Il ne s’agit pas seulement d’une atteinte à l’image d’Israël. Il s’agit d’un incident définitif qui a révélé toute la laideur de la vie sous l’occupation israélienne. Aucune relation publique au monde ne peut réparer les dommages, car il n’y a pas de "récit" qui justifie la conduite de la police israélienne.

Il ne s’agit pas seulement de mépris pour la douleur et le chagrin des Palestiniens ; il s’agit d’une attitude fondamentalement inappropriée envers le drapeau palestinien. Il s’agit du drapeau de l’Autorité palestinienne - une entité établie dans le cadre d’un accord avec Israël, un accord qui, entre autres, consacre la coopération en matière de sécurité dont Israël bénéficie depuis près de 30 ans - et il est reconnu par le monde entier, y compris par Israël. La police doit cesser de considérer le fait de brandir le drapeau comme un acte de défiance.

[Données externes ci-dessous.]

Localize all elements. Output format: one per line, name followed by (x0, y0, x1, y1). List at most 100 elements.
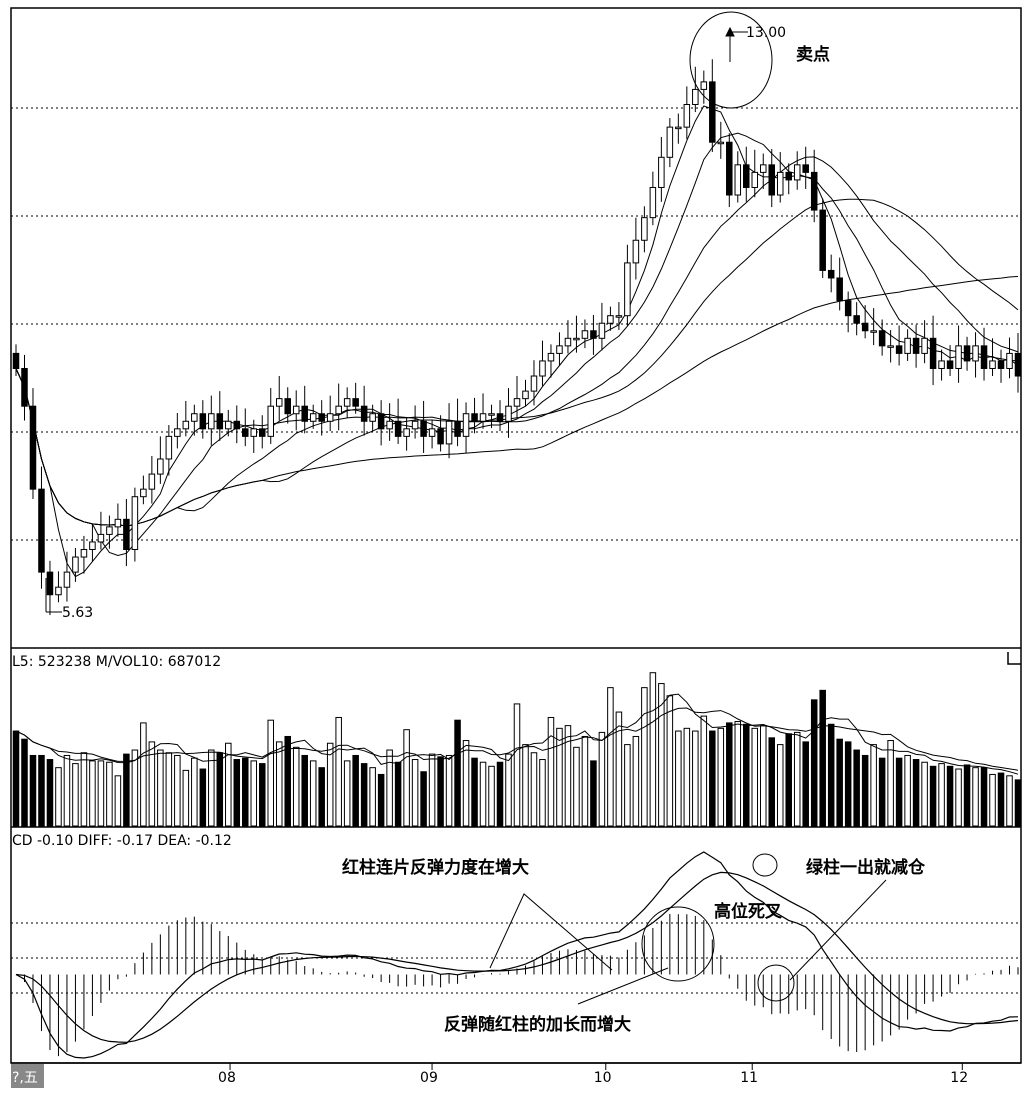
volume-bar (743, 723, 750, 827)
candle-body (89, 541, 96, 550)
x-axis: 08 09 10 11 12 (218, 1063, 968, 1086)
x-tick-label: 09 (420, 1070, 438, 1086)
candle-body (394, 420, 402, 437)
volume-bar (191, 757, 198, 827)
candle-body (403, 428, 410, 437)
candle-body (97, 533, 105, 543)
candle-body (768, 164, 776, 196)
volume-bar (802, 741, 809, 827)
candle-body (564, 337, 572, 347)
price-low-label: 5.63 (62, 605, 93, 621)
candle-body (675, 126, 682, 130)
volume-bar (309, 760, 317, 827)
volume-bar (165, 752, 173, 827)
candle-body (174, 428, 181, 437)
candle-body (759, 164, 767, 173)
volume-bar (522, 744, 529, 827)
candle-body (895, 345, 903, 354)
volume-bar (46, 759, 54, 827)
panel-corner-icon[interactable] (1007, 652, 1021, 665)
volume-bar (275, 741, 283, 827)
volume-bar (55, 767, 62, 827)
volume-bar (428, 753, 436, 827)
high-death-cross-label: 高位死叉 (714, 901, 783, 922)
candle-body (624, 262, 631, 317)
macd-lines (15, 851, 1019, 1059)
red-bars-rebound-label: 红柱连片反弹力度在增大 (342, 857, 529, 878)
candle-body (776, 171, 784, 196)
volume-bar (887, 740, 894, 827)
candle-body (437, 428, 444, 445)
volume-bar (844, 741, 852, 827)
candle-body (700, 81, 708, 90)
volume-bar (921, 761, 928, 827)
candle-body (488, 413, 495, 416)
volume-bar (63, 754, 71, 827)
volume-bar (225, 742, 232, 827)
green-bar-pointer (789, 879, 887, 981)
volume-bar (624, 744, 631, 827)
candle-body (802, 164, 809, 173)
volume-bar (827, 723, 835, 827)
volume-bar (72, 763, 79, 827)
candle-body (972, 345, 979, 362)
volume-bar (1006, 775, 1013, 827)
volume-bar (692, 730, 699, 827)
candle-body (106, 526, 113, 535)
candle-body (692, 88, 699, 106)
price-low-marker (45, 578, 62, 613)
candle-body (377, 413, 385, 430)
volume-bar (131, 749, 139, 827)
candle-body (556, 345, 563, 354)
volume-bar (666, 695, 674, 827)
vol-ma10-line (15, 707, 1019, 771)
ma20-line (15, 156, 1019, 527)
volume-bar (564, 725, 572, 827)
volume-bar (284, 735, 291, 827)
candle-body (870, 330, 877, 333)
candle-body (284, 398, 291, 415)
macd-header: CD -0.10 DIFF: -0.17 DEA: -0.12 (12, 833, 232, 849)
volume-bar (301, 754, 308, 827)
volume-bar (997, 772, 1005, 827)
volume-bar (29, 754, 37, 827)
candle-body (12, 352, 20, 369)
price-gridlines (11, 107, 1021, 541)
ma10-line (15, 132, 1019, 557)
period-button[interactable] (11, 1064, 44, 1088)
candle-body (72, 556, 79, 573)
rebound-grows-label: 反弹随红柱的加长而增大 (444, 1014, 631, 1035)
candle-body (386, 420, 393, 430)
period-label[interactable]: ?,五 (12, 1070, 38, 1086)
volume-bar (709, 730, 716, 827)
volume-bar (216, 752, 224, 827)
candle-body (55, 586, 62, 596)
volume-bar (250, 760, 258, 827)
volume-bar (148, 741, 156, 827)
candle-body (955, 345, 962, 369)
volume-bar (97, 760, 105, 827)
volume-bar (123, 753, 130, 827)
candle-body (411, 420, 419, 430)
volume-bar (386, 749, 393, 827)
volume-bar (768, 737, 776, 827)
candle-body (861, 322, 869, 332)
candle-body (539, 360, 546, 377)
volume-bar (590, 760, 597, 827)
candle-body (182, 420, 190, 430)
candle-body (46, 571, 54, 596)
candle-body (258, 428, 266, 437)
candle-body (462, 413, 470, 437)
candle-body (318, 413, 325, 422)
price-high-label: 13.00 (746, 25, 786, 41)
volume-bar (785, 733, 792, 827)
volume-bar (598, 731, 606, 827)
candle-body (157, 458, 164, 475)
candle-body (148, 473, 156, 490)
volume-bar (972, 767, 979, 827)
volume-bar (938, 763, 945, 827)
volume-bar (369, 767, 376, 827)
candle-body (607, 315, 614, 324)
volume-bar (539, 759, 546, 827)
volume-bar (819, 689, 826, 827)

Tout le monde peut le brandir, comme n’importe quel autre drapeau, n’importe où, y compris en Israël, où - et il est important de le rappeler une fois de plus au public israélien en général, et à la police israélienne en particulier - ce n’est pas contraire à la loi.

Au-delà de cela, il faut se demander : à quel drapeau les Israéliens pensent-ils que les Palestiniens doivent s’identifier ? Les millions de Palestiniens qui vivent sous l’occupation israélienne ont-ils été invités à devenir des citoyens égaux d’Israël et à brandir son drapeau ? Le président des États-Unis, Joe Biden, a déclaré que les événements survenus lors des funérailles devaient faire l’objet d’une enquête, les responsables du gouvernement américain se sont dits choqués et les législateurs démocrates ont condamné ces événements.

Des condamnations ont également eu lieu en Israël, et le commissaire de police Kobi Shabtai, ainsi que le ministre de la sécurité publique Omer Bar-Lev, ont ordonné samedi une enquête sur la conduite de la police pendant les funérailles. Espérons que l’enquête ne se terminera pas par des déclarations vides et des réprimandes sans valeur. Pour changer le comportement imprudent et violent de la police dans les rues de Jérusalem, les responsables doivent être identifiés et remplacés.